You can find short review of information visualization and visual analytics in attached review [4], MILESTONES part (page 3) and in research agenda [3]. Different Charts or visual representations correspond to different data types and designed to solve specific problems. But how to combine vast amounts of disparate data types together in unified visual representation suitable for discovery and satisfying visual information seeking mantra?

“The holy grail of information visualization is for users to gain insights. In general, the notion of insight is broadly defined, including unexpected discoveries, a deepened understanding, a new way of thinking, eureka-like experiences, and other intellectual breakthroughs”[4]. To make search for insight feasible between other requirements, we must have:

  • A) Reduce the search per se, such as by representing a large amount of data in a small space [3]
  • B) Create methods to synthesize information of different types into a unified VISUAL data representation (VUDR) [3]
  • C) Create a new science of interaction to support visual analytic [1]. Part of this challenge required increase level of dynamism in presenting relevant information; create synchronous multi-level interaction space that enhances human association capabilities.

Data transition B) to VUDR cannot be done without moving to high level of abstraction.

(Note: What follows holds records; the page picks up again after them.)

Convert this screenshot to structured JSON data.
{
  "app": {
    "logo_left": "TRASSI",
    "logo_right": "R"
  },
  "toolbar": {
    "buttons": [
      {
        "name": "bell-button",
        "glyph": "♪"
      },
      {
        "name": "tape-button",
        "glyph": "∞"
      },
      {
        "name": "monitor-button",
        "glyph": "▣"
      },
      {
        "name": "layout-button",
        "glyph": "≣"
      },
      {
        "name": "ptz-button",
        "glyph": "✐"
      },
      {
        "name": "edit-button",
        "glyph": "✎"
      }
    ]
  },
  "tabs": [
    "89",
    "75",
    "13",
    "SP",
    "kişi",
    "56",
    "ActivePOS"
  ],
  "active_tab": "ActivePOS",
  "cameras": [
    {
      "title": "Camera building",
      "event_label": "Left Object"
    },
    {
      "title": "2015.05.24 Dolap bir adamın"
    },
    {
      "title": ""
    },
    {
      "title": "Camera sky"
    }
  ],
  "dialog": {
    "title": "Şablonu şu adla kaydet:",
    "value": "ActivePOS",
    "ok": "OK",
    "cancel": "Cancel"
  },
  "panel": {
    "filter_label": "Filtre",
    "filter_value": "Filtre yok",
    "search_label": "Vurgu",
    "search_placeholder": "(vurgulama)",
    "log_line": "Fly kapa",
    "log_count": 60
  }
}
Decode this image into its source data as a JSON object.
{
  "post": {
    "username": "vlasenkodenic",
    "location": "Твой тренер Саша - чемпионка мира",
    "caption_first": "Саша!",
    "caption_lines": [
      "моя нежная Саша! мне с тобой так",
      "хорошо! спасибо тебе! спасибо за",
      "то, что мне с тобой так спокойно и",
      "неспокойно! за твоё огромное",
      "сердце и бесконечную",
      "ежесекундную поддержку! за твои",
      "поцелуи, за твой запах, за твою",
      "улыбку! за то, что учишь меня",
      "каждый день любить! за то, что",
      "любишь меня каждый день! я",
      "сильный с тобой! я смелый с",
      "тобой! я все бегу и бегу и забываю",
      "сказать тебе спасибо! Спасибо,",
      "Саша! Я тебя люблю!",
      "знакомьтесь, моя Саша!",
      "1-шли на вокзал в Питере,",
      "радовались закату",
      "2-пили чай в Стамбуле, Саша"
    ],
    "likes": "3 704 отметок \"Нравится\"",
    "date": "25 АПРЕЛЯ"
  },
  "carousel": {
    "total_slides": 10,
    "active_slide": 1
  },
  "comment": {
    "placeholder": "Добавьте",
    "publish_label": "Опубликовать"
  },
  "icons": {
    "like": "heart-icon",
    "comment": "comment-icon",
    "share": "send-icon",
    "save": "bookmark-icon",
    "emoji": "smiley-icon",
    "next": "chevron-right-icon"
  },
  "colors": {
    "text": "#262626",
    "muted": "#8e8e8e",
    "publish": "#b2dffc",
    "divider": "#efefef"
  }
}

It will compact the data and positively affect A). Then interaction C) will be done on high level of abstraction. It will let to have synchronous high capacity multi-level information presentation from high abstraction level to connected low levels including raw data.

Therefore the critical to the above is to find a solution of challenge B) or to find unified visual data representation (VUDR).

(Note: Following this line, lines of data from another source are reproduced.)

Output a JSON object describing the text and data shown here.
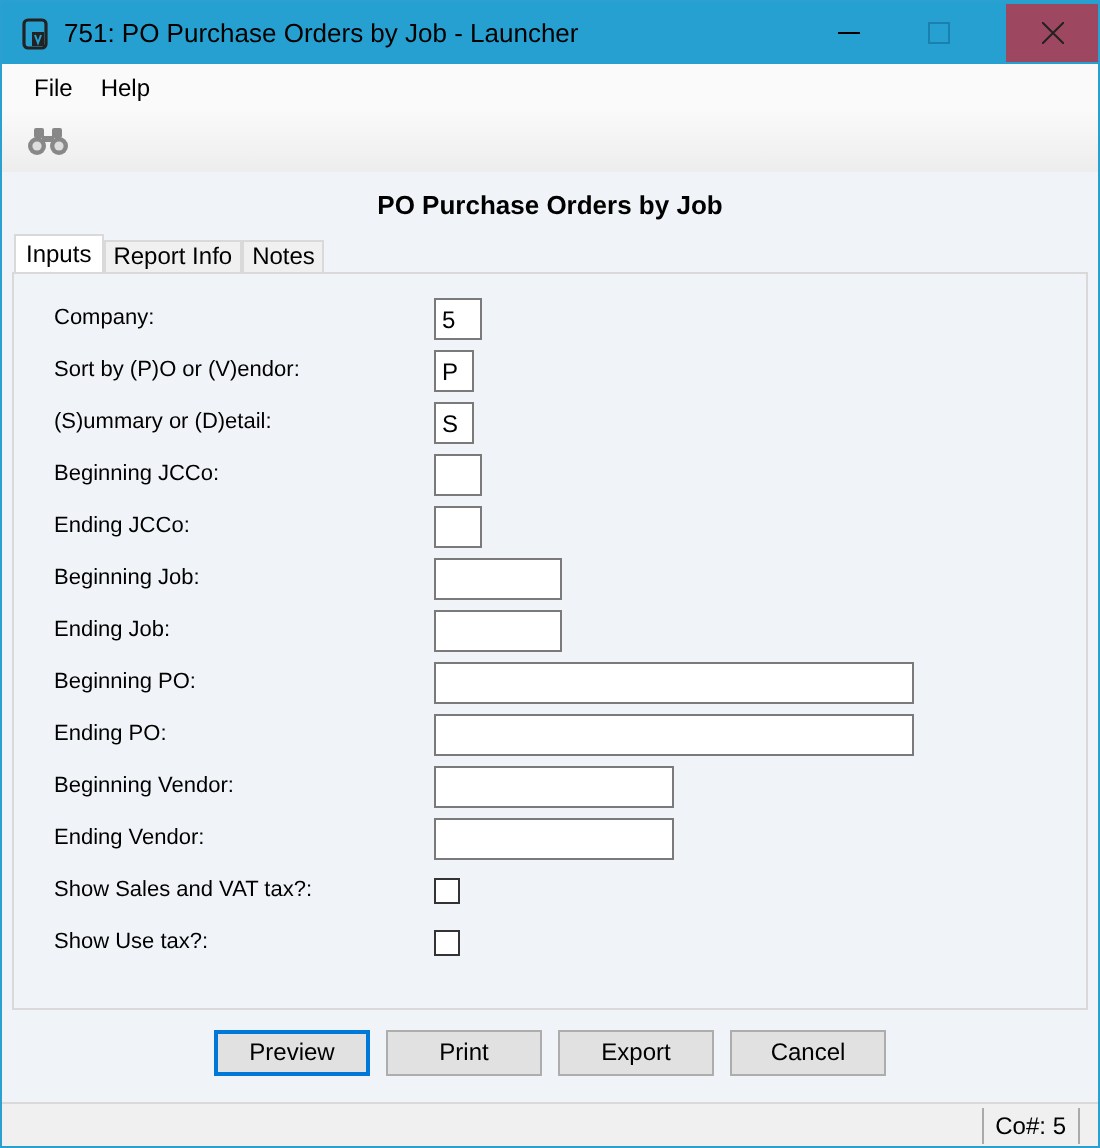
{
  "window": {
    "title": "751: PO Purchase Orders by Job - Launcher"
  },
  "menu": [
    "File",
    "Help"
  ],
  "report_title": "PO Purchase Orders by Job",
  "tabs": [
    {
      "label": "Inputs",
      "selected": true
    },
    {
      "label": "Report Info",
      "selected": false
    },
    {
      "label": "Notes",
      "selected": false
    }
  ],
  "fields": [
    {
      "kind": "text",
      "label": "Company:",
      "value": "5"
    },
    {
      "kind": "text",
      "label": "Sort by (P)O or (V)endor:",
      "value": "P"
    },
    {
      "kind": "text",
      "label": "(S)ummary or (D)etail:",
      "value": "S"
    },
    {
      "kind": "text",
      "label": "Beginning JCCo:"
    },
    {
      "kind": "text",
      "label": "Ending JCCo:"
    },
    {
      "kind": "text",
      "label": "Beginning Job:"
    },
    {
      "kind": "text",
      "label": "Ending Job:"
    },
    {
      "kind": "text",
      "label": "Beginning PO:"
    },
    {
      "kind": "text",
      "label": "Ending PO:"
    },
    {
      "kind": "text",
      "label": "Beginning Vendor:"
    },
    {
      "kind": "text",
      "label": "Ending Vendor:"
    },
    {
      "kind": "checkbox",
      "label": "Show Sales and VAT tax?:",
      "checked": false
    },
    {
      "kind": "checkbox",
      "label": "Show Use tax?:",
      "checked": false
    }
  ],
  "buttons": [
    {
      "label": "Preview",
      "focused": true
    },
    {
      "label": "Print",
      "focused": false
    },
    {
      "label": "Export",
      "focused": false
    },
    {
      "label": "Cancel",
      "focused": false
    }
  ],
  "status_bar": {
    "company": "Co#: 5"
  }
}
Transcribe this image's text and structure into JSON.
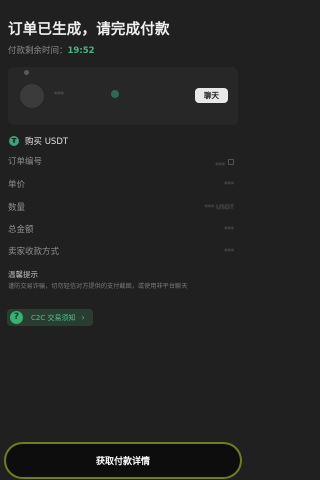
{
  "header": {
    "title": "订单已生成，请完成付款",
    "timer_label": "付款剩余时间：",
    "timer_value": "19:52"
  },
  "merchant": {
    "name": "***",
    "chat_label": "聊天"
  },
  "order": {
    "buy_label": "购买 USDT",
    "rows": [
      {
        "label": "订单编号",
        "value": "***"
      },
      {
        "label": "单价",
        "value": "***"
      },
      {
        "label": "数量",
        "value": "*** USDT"
      },
      {
        "label": "总金额",
        "value": "***"
      },
      {
        "label": "卖家收款方式",
        "value": "***"
      }
    ]
  },
  "tips": {
    "title": "温馨提示",
    "text": "谨防交易诈骗，切勿轻信对方提供的支付截图，或使用非平台聊天"
  },
  "c2c": {
    "icon_glyph": "?",
    "label": "C2C 交易须知",
    "chevron": "›"
  },
  "footer": {
    "cta_label": "获取付款详情"
  }
}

Interestingly VUDR design can be prompted by the process of finding insight. Let’s consider the following: the burst of recognition often happened then one arrives at insights by linking previously unconnected thoughts. The theory is computational and it is possible to formulate the search for insights as a problem of searching for the potential linkage between even the most unthinkable relations. Initial studies of transformative discoveries such as Nobel Prize winning discoveries are particularly promising. This approach is particularly relevant to visual analytics and insight-based evaluative studies because they can characterize insightful patterns in terms of structural and temporal properties [4][5].

References

[1] Stephen Few: “Visual Pattern Recognition”, COGNOS, Innovation Center, 2006.
[2]Pinker, S.:“A theory of graph comprehension”; In R. Freedle (Ed.) Artificial intelligence and the future of testing, (pp. 73–126). Hillsdale, NJ: Lawrence Erlbaum Associates, Inc., 1990.
[3] “Illuminating the Path: The Research and Development Agenda for Visual Analytic”. January 1, 2005. James J. Thomas (editor), Kristin A. Cook (editor).
[4] Chaomei Chen: “Information visualization”, 2010 John Wiley & Sons, Inc. WIREs Comp, Stat 2010 2 387–403.
[5]Chen, C. | Chen, Y. | Horowitz, M. | Hou, H. | Liu, Z. | Pellegrino, D : “Towards an explanatory and computational theory of scientific discovery” ; Journal of Informetrics, Volume 3, Issue 3, July 2009, Pages 191-209.